Even economists who can somehow manage to see some issues can’t accept that these issues mean anything for stocks. Late last week, Gustavo Reis, a senior international economist at Bank of America, wrote that global activity was ‘less than stellar” and that the data was “mixed.” The US outlook was “particularly foggy.” But he had his spin: “It is better than it looks.” Message: The data is crummy and the outlook is foggy, but stocks will go up.
It certainly has been one heck of a party, thanks to the Fed. How could anyone be crazy enough to want to miss out on this craziness?
Take the IPO market. What a blast we’re having. In October, 33 companies went public and raised over $12 billion. Then there was the Container Store. It has been around since 1978, but in July 2007, at the peak of the prior credit bubble, private-equity firm Leonard Green acquired most of it. On Friday, it was time to unload. That babe doubled on its first day of trading, from its IPO price of $18 a share to over $36. That’s what everyone wants. Not 25% a year, risk free. That’s lame. Any index fund can do that. But 100% in a single day. And yet, the company cranked out a loss last year and still doesn’t know how to make money.
It’s not unique. So far this year, 6 IPOs doubled on their first day, the Wall Street Journal reported. And 41% of the companies that went public had undergone LBOs, during which they’d been loaded up with debt. That debt, most of which continues to exist post-IPO, turns them into precarious structures if the Fed’s zero-interest-rate environment were to dissipate. Now their private-equity owners are unloading at peak valuations.

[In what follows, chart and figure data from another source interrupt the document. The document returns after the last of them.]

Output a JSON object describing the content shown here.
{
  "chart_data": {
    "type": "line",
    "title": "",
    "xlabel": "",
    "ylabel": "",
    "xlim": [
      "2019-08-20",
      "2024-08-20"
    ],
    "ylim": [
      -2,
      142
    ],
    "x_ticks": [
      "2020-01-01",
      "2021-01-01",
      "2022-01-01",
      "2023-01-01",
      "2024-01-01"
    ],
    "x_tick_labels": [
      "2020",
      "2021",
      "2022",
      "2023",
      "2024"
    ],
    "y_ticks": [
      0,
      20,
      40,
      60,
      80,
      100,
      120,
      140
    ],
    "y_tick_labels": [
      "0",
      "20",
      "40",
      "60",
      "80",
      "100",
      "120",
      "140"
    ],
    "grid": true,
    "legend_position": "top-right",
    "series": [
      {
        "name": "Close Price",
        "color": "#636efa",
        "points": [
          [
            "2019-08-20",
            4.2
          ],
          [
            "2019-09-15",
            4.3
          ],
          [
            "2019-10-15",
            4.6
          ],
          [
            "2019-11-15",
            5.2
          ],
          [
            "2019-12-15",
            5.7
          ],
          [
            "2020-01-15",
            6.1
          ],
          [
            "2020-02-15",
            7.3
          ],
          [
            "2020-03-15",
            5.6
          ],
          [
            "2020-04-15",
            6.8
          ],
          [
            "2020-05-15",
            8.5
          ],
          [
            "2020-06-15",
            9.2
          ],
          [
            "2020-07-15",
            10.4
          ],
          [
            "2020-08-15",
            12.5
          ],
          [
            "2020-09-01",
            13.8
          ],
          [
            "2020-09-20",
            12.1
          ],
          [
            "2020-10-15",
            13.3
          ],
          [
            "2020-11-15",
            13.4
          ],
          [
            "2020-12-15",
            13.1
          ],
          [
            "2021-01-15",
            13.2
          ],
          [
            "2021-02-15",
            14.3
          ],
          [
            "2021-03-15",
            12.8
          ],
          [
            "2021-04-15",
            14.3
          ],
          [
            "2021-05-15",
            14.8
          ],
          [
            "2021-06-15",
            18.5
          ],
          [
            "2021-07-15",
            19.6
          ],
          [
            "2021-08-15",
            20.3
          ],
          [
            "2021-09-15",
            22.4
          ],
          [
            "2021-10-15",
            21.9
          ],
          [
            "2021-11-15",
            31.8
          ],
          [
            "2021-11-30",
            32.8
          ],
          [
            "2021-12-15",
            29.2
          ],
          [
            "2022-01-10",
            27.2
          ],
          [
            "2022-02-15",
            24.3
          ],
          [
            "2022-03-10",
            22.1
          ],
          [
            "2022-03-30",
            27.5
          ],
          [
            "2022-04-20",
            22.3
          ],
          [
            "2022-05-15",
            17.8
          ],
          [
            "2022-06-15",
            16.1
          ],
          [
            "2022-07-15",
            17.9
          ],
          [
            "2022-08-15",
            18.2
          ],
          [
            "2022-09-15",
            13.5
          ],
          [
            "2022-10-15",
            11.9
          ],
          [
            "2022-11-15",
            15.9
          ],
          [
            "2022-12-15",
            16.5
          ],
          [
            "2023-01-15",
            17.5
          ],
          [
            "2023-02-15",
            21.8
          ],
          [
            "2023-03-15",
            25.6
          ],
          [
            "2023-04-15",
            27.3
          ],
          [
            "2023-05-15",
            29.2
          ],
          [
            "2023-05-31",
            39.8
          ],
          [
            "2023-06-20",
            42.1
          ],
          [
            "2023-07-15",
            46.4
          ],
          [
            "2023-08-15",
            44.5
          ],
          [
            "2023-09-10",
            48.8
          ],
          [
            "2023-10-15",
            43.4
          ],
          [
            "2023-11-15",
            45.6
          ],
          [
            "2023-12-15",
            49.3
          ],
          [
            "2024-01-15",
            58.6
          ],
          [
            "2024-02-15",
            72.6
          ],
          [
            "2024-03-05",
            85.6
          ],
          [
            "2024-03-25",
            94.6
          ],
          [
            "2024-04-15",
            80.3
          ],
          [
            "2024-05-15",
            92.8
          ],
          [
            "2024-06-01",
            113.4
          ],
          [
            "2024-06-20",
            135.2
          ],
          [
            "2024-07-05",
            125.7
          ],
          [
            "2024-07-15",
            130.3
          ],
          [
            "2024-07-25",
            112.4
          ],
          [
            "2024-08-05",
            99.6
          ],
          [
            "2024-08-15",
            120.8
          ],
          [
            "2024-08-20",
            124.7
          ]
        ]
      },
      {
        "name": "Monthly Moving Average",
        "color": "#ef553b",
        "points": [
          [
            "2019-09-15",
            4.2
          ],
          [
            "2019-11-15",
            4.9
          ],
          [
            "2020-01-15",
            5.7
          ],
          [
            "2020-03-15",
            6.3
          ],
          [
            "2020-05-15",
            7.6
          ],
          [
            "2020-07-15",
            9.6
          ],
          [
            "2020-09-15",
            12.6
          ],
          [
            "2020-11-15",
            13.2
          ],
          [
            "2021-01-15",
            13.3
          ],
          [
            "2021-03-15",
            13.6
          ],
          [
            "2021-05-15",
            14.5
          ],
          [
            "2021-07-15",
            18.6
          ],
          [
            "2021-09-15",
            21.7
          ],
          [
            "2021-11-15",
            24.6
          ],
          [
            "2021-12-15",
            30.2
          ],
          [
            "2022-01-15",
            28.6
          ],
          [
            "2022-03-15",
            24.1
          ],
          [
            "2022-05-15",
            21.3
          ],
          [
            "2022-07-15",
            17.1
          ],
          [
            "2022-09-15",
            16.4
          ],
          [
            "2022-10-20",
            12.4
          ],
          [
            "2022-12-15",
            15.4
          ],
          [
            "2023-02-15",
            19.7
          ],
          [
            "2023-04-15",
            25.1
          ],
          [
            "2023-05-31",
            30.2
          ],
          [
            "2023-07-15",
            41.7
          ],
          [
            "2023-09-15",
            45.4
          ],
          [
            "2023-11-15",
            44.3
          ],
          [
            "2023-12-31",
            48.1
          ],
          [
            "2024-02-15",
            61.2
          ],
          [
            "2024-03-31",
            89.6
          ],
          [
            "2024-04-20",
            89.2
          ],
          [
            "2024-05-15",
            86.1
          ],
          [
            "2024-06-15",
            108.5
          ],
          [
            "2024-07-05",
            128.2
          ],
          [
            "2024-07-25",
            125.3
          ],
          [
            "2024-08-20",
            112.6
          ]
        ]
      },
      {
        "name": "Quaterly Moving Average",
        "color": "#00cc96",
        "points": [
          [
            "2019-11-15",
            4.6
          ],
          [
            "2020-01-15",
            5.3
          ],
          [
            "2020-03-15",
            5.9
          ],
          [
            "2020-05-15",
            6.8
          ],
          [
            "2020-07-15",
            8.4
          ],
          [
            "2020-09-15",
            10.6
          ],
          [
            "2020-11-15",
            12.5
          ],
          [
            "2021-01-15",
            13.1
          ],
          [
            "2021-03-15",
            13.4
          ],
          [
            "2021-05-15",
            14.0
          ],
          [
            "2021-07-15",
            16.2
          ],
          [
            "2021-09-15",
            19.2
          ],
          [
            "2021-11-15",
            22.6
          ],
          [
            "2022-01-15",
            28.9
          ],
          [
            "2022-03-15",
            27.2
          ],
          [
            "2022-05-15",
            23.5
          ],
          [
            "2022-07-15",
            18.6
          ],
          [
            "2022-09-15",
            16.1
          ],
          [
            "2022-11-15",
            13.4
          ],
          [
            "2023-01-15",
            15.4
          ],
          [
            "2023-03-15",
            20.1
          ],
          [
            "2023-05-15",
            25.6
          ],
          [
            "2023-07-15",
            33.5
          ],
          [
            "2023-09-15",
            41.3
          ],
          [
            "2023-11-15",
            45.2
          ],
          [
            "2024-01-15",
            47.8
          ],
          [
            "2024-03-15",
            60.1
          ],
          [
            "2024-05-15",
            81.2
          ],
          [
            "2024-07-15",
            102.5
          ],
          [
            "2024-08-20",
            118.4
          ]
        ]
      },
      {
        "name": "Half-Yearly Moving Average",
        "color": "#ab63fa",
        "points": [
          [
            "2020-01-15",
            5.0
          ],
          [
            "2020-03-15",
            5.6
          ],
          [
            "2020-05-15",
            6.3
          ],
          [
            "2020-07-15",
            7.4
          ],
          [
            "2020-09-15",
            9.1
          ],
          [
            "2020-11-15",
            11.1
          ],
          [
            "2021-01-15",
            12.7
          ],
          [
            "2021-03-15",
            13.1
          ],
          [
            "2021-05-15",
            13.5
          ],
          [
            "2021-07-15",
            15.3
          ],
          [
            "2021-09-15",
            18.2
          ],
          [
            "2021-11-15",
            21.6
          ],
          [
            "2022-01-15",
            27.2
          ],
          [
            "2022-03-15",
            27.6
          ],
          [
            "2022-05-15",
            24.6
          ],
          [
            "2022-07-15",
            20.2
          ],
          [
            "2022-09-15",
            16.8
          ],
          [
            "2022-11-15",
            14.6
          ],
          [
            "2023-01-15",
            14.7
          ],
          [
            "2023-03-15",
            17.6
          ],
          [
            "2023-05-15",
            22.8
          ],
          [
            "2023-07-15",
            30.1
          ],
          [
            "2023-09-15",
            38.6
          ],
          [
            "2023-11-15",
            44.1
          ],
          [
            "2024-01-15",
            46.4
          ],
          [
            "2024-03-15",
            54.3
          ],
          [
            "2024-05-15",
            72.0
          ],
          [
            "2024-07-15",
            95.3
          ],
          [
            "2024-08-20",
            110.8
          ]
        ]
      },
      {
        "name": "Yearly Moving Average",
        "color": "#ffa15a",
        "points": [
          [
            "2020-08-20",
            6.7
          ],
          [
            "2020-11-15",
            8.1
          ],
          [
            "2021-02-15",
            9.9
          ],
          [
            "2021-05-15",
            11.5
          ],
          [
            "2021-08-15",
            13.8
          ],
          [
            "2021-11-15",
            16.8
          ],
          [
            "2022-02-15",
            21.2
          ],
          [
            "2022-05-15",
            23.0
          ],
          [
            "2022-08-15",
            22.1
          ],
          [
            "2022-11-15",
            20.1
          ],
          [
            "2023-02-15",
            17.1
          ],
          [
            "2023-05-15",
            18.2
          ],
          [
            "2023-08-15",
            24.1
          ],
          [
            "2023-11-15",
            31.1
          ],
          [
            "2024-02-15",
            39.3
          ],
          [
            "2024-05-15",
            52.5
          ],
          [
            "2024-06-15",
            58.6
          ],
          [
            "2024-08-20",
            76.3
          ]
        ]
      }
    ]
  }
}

Then there’s Twitter, the shining star. Its losses are expected to continue to grow. Its IPO price was raised today in the general euphoria to give it a market capitalization of over $15 billion, compared to Facebook’s $16 billion when it went public and flopped. But Facebook is making money. And it’s much larger.
There have been 190 IPOs so far this year that raised nearly $50 billion. The average gain in share price for IPOs so far: 30%. Not bad, given that many happened over the last few months. In 2012, already a hot year, 132 IPOs raised $45 billion.
A new – or rather refurbished – rationalization for tech IPOs is being dragged out of the barn: disrupt. For example, “In a slower-growth environment, the newer names are much more likely to be disruptive,” explained Alan Gayle, senior investment strategist at RidgeWorth Investments. “Disruptive companies are more likely to grow their top line at a fast pace,” he added. The top line – revenues – is the only place apparently where there is room for hope in many IPOs, their bottom line being a hopeless affair for years to come.
And US IPOs of Chinese companies are becoming hot again. These deals are fraught with perils, ownership uncertainties, and a disastrous history. But I’ve already heard it again: this time it’s different. Shares of Qunar, an online travel-bookings service, soared 89% the first day. And shares of China’s Craigslist, 58.com, jumped 42%. Or rather their loosely connected American depositary shares did, because US investors can’t actually own real shares of these companies.
Year to date, 61% of the companies that went public have lost money in the 12 months before their IPO, the highest ratio since 2000 – at the tippy top of the dotcom bubble. It was obvious back then, too. And when all the people who’d planned on getting out when things turned iffy got out, it become a bottomless pit.
Which is what the wealth manager asked: “How can I explain to my clients afterwards that we had a third crash in 15 years?”